As if that weren't enough, these visions of disaster flowing into him sparked the haunting memories locked away inside the back of his mind. Zeke saw pools of blood filling on the floors, pouring out of his parents' dead bodies.
The dizziness was getting to him, feeling like he was going to be sick and then pass out at any moment. And in that moment, he could have sworn that he heard the voice of a young child speak out in a sort of omnipotent manner: "…YOU HAVE BEEN CHOSEN…"
As the visions finally faded, so did the white light, and Zeke stumbled backwards. He lost his balance and landed into the arms of Dr. Fellows who had rushed over to his side.
"My God, Ezekiel! Are you alright?!" she asked in distress.
It took a while for him to answer, trying to regain control over his own breathing, "Y-Yeah. I, uh…I think so."
"Well, well. I see there's been some fun going on in here…" a rather masculine voice spoke out from behind them, just entering the room. Everyone else in the room turned towards their boss and the chief scientist of their work and operations. Of course, Zeke felt a slight tremor in the pit of his stomach once he laid eyes upon his mad scientist uncle. Dr. Gutter was roughly in his late fifties, with grayish silver hairs forming around the edges of his head and signs of aging wrinkles on his face. He wore a brown suit under a long white lab coat, same as everybody in the workplace. He also wore a thin pair of circular glasses to correct his field of vision.

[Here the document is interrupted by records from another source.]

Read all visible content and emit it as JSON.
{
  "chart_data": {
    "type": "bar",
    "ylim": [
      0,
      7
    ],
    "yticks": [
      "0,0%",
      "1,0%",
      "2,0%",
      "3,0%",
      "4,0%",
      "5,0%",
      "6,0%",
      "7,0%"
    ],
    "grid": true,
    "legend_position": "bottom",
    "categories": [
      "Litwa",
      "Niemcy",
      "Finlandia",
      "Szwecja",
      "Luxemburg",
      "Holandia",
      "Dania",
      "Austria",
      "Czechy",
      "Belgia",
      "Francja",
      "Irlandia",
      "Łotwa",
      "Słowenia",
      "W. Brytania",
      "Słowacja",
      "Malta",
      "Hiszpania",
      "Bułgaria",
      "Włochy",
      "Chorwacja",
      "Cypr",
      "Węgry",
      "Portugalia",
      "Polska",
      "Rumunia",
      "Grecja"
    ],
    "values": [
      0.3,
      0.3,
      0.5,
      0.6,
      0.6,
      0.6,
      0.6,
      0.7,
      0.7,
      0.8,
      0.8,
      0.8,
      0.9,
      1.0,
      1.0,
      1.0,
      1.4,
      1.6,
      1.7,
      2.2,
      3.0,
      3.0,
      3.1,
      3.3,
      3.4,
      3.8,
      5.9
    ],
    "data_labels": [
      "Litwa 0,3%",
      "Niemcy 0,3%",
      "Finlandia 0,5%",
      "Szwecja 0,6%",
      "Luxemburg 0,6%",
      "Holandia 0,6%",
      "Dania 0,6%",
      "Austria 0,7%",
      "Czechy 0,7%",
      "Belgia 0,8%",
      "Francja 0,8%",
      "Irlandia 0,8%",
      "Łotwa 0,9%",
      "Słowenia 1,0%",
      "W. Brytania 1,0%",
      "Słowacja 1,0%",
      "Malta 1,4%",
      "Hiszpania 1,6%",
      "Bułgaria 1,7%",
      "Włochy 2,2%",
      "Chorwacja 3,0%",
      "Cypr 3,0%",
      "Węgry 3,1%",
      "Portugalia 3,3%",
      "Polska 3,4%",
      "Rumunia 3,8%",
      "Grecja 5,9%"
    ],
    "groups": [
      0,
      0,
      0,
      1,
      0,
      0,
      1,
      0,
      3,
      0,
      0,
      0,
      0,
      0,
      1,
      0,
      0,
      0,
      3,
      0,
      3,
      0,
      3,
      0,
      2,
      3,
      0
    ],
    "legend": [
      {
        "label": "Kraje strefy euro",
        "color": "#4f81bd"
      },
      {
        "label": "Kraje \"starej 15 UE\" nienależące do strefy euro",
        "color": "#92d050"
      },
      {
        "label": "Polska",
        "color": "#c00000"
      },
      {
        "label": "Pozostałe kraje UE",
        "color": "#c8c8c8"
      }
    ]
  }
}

He then noticed his nephew sitting on the floor, being held upright in the arms of one of his most loyal associates, "And what's this now? Did you get carried away with captivation for our newest study, my boy" He said this almost jokingly.
"Sir, something happened with the new specimen, and Ezekiel seems to have been affected by it," Dr. Fellows clarified to her superior. Zeke was shocked that she was sticking up for him, "I think he needs to rest for tonight before he can get back to working…"
But as she said that, Zeke noticed the look in his uncle's eyes. They were glaring down at him, seeming to be belittling him with all their hatred. He did not like this feeling of where things were going at all. Struggling, he stood back up on his own two feet, trying to look confident, and said, "No, I'm fine. I was just surprised by it. This is nothing, really. I just needed to take a quick breather, that's all."
Though skeptical about his behavior, Dr. Gutter turned his gaze to Dr. Fellows with a small grin, "You heard him. If he says he can keep going, let him. Besides, we don't time for all this lolly-gagging."
Dr. Fellows sighed, deciding to accept his decision quickly. Shortly afterward, everyone returned to their posts, managing each of their stations, and even the glass in the incubation tank was replaced in the blink of an eye.
Zeke remained in the same room for a while, but through it all he still could hear that child's laughing, which seemed to have grown stronger somehow.
About several hours later, Zeke's shift was finally over. Walking upstairs to his bedroom, he was still trying to shake off the laughter that he could not stop hearing. At this point, he could not tell if it was coming from inside his head or not. Even so, he powered through the better part of an hour sitting at his desk and finishing his homework, shoving the books into his school bag, and then making his way to his bed. Zeke had never felt so exhausted in his life, so when his head hit the pillow, he allowed sleep to drag him under immediately.